Note: Avoid continuous key presses to prevent repeated behavior.

After excuting the command above, you can use the keyboard of your computer to control. The key descriptions are as follows:

  • Space Bar: Start recording one episode data. The data will be automatically saved upon recording all frames.
  • s: Stop current recording and save the data before recording all frames. This will result in different recorded data lengths
  • q: Discard current recording or rerecording the last episode
  • g: Toggle demonstration mode on/off
  • 0: Set the robotic arms to the initial states
  • p: Print current robot states information in terminal
  • i: Show these instructions again
  • z: Exit this program after converting all saved images to mp4 videos
  • ESC: Exit this program without converting data

Operational Steps

  1. Start the program, and the real-time windows of each camera will appear (if not all cameras start, try adjusting device numbers or checking camera connections; try connecting only one camera per docking station; some computers may support only 1-2 external cameras when USB ports share the same bus, consider changing the computer).
  2. Press Space Bar to start recording data and teleoperating the robotic arms to complete the target task.
  3. If the demonstration opration is not acceptable, press q to discard the current recording process.
  4. After task completion:
    • Wait to collect the specified number of frames (the number of frames actually spent to complete the task should be as close as possible to the maximum collection frames) or press s to save the data immediately.
    • Data will be automatically saved upon collecting all frames. After saving, the robotic arms will automatically return to the initial position.
  5. Data will be saved to the data/raw/<task_name> folder in the current directory by default. Each collected episode data includes:
    • mp4: videos of the cameras
    • low_dim.json: the robots' states
    • meta.json: number of frames and collecting fps
    • timestamps.json: timestamp of each frame (low_dim data and images)

Additional Suggestions:

  1. Try to ensure the task are completed just before reaching the maximum frame count, i.e., do not end the action too early.

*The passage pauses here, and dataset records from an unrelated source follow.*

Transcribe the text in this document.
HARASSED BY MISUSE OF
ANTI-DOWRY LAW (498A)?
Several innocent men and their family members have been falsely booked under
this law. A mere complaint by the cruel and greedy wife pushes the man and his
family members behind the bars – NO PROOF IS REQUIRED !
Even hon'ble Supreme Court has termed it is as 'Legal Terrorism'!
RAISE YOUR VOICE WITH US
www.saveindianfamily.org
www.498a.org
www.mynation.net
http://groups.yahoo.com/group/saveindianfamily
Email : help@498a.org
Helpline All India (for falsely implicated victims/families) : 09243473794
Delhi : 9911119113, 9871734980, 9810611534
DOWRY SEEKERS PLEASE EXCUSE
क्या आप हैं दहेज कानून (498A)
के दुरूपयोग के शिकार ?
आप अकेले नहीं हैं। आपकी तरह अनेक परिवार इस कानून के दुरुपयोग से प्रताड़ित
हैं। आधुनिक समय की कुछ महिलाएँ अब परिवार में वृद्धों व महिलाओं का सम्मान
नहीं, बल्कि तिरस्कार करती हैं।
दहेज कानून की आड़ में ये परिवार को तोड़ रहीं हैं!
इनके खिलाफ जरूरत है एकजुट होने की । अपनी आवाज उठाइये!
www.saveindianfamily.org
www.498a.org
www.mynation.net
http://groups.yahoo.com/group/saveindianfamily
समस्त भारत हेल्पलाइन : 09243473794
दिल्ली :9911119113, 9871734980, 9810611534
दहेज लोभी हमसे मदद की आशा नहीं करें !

  2. The robotic arm movement speed should not be too fast; otherwise, the collected information will be sparse, and the image quality will not be high.

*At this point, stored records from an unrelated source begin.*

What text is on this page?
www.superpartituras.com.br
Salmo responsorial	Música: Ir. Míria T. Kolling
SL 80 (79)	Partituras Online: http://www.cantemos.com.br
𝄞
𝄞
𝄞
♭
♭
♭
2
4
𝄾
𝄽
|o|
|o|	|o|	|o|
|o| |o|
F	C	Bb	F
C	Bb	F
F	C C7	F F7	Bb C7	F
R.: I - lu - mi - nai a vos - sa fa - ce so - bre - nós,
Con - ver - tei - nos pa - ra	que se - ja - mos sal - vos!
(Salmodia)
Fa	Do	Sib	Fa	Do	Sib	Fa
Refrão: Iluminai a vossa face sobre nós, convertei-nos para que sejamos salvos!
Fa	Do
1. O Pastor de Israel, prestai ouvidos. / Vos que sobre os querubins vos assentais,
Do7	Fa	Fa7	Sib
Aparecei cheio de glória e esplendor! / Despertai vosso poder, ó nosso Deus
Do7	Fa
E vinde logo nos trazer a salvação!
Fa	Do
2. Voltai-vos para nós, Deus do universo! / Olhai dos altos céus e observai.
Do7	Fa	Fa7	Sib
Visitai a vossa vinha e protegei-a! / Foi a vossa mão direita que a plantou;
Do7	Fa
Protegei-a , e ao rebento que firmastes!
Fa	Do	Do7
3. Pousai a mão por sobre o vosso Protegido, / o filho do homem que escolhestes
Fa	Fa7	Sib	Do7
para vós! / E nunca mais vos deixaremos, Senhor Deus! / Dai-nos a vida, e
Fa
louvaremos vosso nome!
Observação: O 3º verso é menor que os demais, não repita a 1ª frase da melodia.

  3. It is recommended to store the collected task data folder <task_name> in the same directory structure on a portable hard drive as a backup.

Data Replay

Modify Default Configurations

The defualt configurations are in play/airbot_play_with_usbcams.yaml and tok/airbot_tok.yaml in configurations/basic_configs/example/robot/airbots/ folder. The former is used for one long airbot_plays with a G2 gripper while the latter is used for two long airbot_plays with G2 grippers. You can modify them according to your usage.

Starting Data Replay

Data replay can be used to verify if there are issues with collected data, init states of the environment, etc. (requires prior Environment Setup).

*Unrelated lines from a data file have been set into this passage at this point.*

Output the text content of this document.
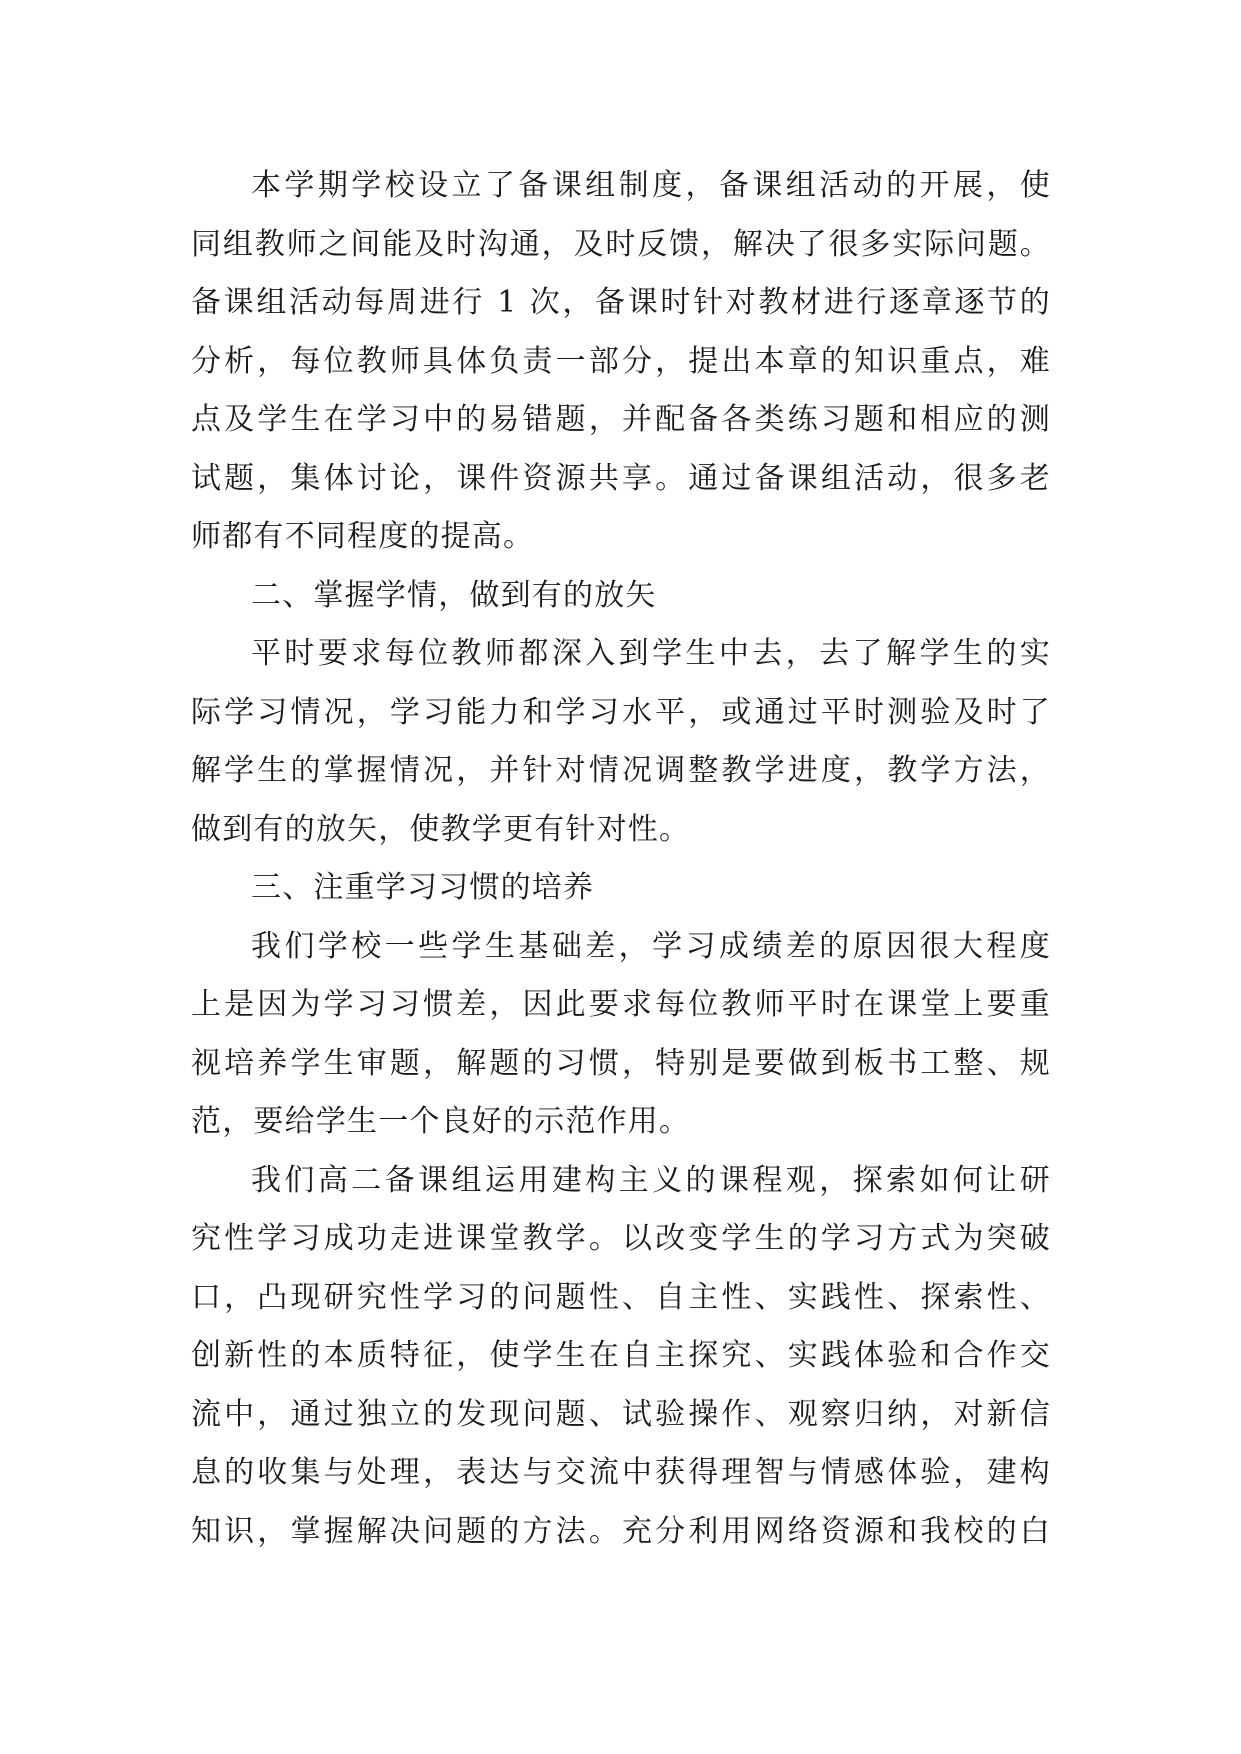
本学期学校设立了备课组制度，备课组活动的开展，使
同组教师之间能及时沟通，及时反馈，解决了很多实际问题。
备课组活动每周进行 1 次，备课时针对教材进行逐章逐节的
分析，每位教师具体负责一部分，提出本章的知识重点，难
点及学生在学习中的易错题，并配备各类练习题和相应的测
试题，集体讨论，课件资源共享。通过备课组活动，很多老
师都有不同程度的提高。
二、掌握学情，做到有的放矢
平时要求每位教师都深入到学生中去，去了解学生的实
际学习情况，学习能力和学习水平，或通过平时测验及时了
解学生的掌握情况，并针对情况调整教学进度，教学方法，
做到有的放矢，使教学更有针对性。
三、注重学习习惯的培养
我们学校一些学生基础差，学习成绩差的原因很大程度
上是因为学习习惯差，因此要求每位教师平时在课堂上要重
视培养学生审题，解题的习惯，特别是要做到板书工整、规
范，要给学生一个良好的示范作用。
我们高二备课组运用建构主义的课程观，探索如何让研
究性学习成功走进课堂教学。以改变学生的学习方式为突破
口，凸现研究性学习的问题性、自主性、实践性、探索性、
创新性的本质特征，使学生在自主探究、实践体验和合作交
流中，通过独立的发现问题、试验操作、观察归纳，对新信
息的收集与处理，表达与交流中获得理智与情感体验，建构
知识，掌握解决问题的方法。充分利用网络资源和我校的白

The data replay command and its parameters are as follows:

python3 control_robot.py replay \
  --robot-path configurations/basic_configs/example/robot/airbots/play/airbot_play.yaml \
  --root data \
  --repo-id raw/example \
  --fps 25 \
  --num-episodes 1 \
  --start-episode 0 \
  --num-rollouts 50

Parameter explanation:

  • --robot-path: path to the robot yaml file used to instantiate the robot
  • --fps: frames per second
  • --root: root directory where the datasets are stored
  • --repo-id: dataset identifier
  • --num-episodes: number of episodes to record, defaulting to 1
  • --start-episode: index of the first episode to replay
  • --num-rollouts: number of times to replay the episode, defaulting to 50

After executing the command above, you can see the instruction Press Enter to replay. ... in the terminal. Then press Enter to replay. And you will see the same prompt after the current replay ends.